Caught on camera—again—No. 728, real name Stéfanie Trudeau, caused a 20-car arrest scene when a man holding a beer outside the front door of his apartment building turned into a headline-making police-brutality nightmare scenario.
And the culprit? Suspended, not fired. As Sue Montgomery of The Gazette pointed out on Saturday, she’s been investigated and re-investigated over the years for violent, angry behaviour unbecoming of an officer of the law.
So what exactly do you have to do to lose your job as a Montreal police officer? As the Fredy Villanueva case proved, killing an unarmed minor won’t cut it, but apparently bringing massive shame on your badge won’t do it either.

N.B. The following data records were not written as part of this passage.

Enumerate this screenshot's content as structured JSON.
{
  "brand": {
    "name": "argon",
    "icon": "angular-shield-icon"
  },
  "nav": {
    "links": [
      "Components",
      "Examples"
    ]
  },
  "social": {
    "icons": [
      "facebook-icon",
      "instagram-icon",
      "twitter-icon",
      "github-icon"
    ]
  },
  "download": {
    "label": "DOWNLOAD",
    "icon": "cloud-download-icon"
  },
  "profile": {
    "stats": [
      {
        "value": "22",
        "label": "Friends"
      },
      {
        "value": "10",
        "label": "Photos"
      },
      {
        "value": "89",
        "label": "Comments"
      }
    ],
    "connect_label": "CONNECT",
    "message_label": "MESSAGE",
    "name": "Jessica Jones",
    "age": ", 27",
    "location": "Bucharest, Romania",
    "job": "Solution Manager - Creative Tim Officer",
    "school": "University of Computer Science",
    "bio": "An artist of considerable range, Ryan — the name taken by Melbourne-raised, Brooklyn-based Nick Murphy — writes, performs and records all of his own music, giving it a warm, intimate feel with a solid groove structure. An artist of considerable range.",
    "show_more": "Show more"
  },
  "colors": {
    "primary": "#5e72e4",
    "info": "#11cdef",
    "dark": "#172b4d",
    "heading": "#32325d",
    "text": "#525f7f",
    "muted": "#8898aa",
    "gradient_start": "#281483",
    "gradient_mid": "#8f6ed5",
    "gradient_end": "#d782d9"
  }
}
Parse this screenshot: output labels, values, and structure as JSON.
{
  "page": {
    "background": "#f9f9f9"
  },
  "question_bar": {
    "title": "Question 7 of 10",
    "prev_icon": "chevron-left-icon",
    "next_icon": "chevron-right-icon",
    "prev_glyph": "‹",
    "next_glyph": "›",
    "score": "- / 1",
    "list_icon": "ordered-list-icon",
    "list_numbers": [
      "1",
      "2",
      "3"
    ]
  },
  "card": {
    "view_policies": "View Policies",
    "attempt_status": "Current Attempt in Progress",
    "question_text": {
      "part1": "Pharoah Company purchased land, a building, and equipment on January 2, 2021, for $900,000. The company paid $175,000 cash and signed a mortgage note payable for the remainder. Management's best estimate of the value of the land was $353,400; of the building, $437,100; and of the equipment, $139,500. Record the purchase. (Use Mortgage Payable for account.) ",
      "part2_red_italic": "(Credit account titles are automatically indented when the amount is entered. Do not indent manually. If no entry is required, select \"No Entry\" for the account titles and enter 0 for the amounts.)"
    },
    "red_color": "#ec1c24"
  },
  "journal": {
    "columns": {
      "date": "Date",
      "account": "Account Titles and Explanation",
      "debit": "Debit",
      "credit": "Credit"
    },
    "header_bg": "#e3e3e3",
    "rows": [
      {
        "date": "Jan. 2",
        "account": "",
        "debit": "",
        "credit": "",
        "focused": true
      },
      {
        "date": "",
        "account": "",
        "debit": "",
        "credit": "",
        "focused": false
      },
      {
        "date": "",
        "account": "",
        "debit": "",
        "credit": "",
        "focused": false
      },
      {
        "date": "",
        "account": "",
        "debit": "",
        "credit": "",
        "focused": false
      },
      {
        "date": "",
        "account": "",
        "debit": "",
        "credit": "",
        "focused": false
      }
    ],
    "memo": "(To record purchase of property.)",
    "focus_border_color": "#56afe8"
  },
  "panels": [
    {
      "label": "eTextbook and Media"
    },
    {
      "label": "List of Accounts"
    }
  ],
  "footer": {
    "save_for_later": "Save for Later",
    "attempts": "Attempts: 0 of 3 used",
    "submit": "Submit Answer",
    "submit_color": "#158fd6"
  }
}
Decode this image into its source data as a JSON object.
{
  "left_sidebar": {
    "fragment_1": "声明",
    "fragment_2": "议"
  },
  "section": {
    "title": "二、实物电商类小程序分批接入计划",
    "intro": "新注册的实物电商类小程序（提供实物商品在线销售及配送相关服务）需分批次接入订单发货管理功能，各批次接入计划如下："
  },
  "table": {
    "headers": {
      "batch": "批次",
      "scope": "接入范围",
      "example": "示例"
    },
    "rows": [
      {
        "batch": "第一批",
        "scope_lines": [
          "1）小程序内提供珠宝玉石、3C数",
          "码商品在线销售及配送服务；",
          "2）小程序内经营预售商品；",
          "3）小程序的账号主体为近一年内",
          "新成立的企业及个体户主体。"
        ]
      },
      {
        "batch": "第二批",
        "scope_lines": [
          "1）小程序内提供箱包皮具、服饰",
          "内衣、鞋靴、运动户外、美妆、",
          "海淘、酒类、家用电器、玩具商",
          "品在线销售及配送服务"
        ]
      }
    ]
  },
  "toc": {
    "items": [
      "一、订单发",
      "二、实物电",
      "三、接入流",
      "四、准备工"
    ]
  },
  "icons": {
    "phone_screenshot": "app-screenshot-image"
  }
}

As the Westmount Examiner‘s Toula Foscolos said in her most recent column, it’s time for an independent citizens’ commission to oversee police discipline. It’s a tough step for any organization to relinquish some of its own power, but people like Matricule 728 should not be wielding power—or night-sticks—in this town.
In any case, if they lose the power to let their own off easy rather than holding them accountable for their actions the way they aim to hold citizens accountable for theirs, they stand to gain power, too—the power that comes with credibility.
If Yves Francoeur was genuinely worried about the credibility of the police in Montreal and not just trying to throw political muscle around, he and his brotherhood should figure out a way to collaborate with the SPVM and outsource their discipline.
Until then, in the eyes of many Montrealers, the cops will be no more credible than the crumbling roads and bridges in this city.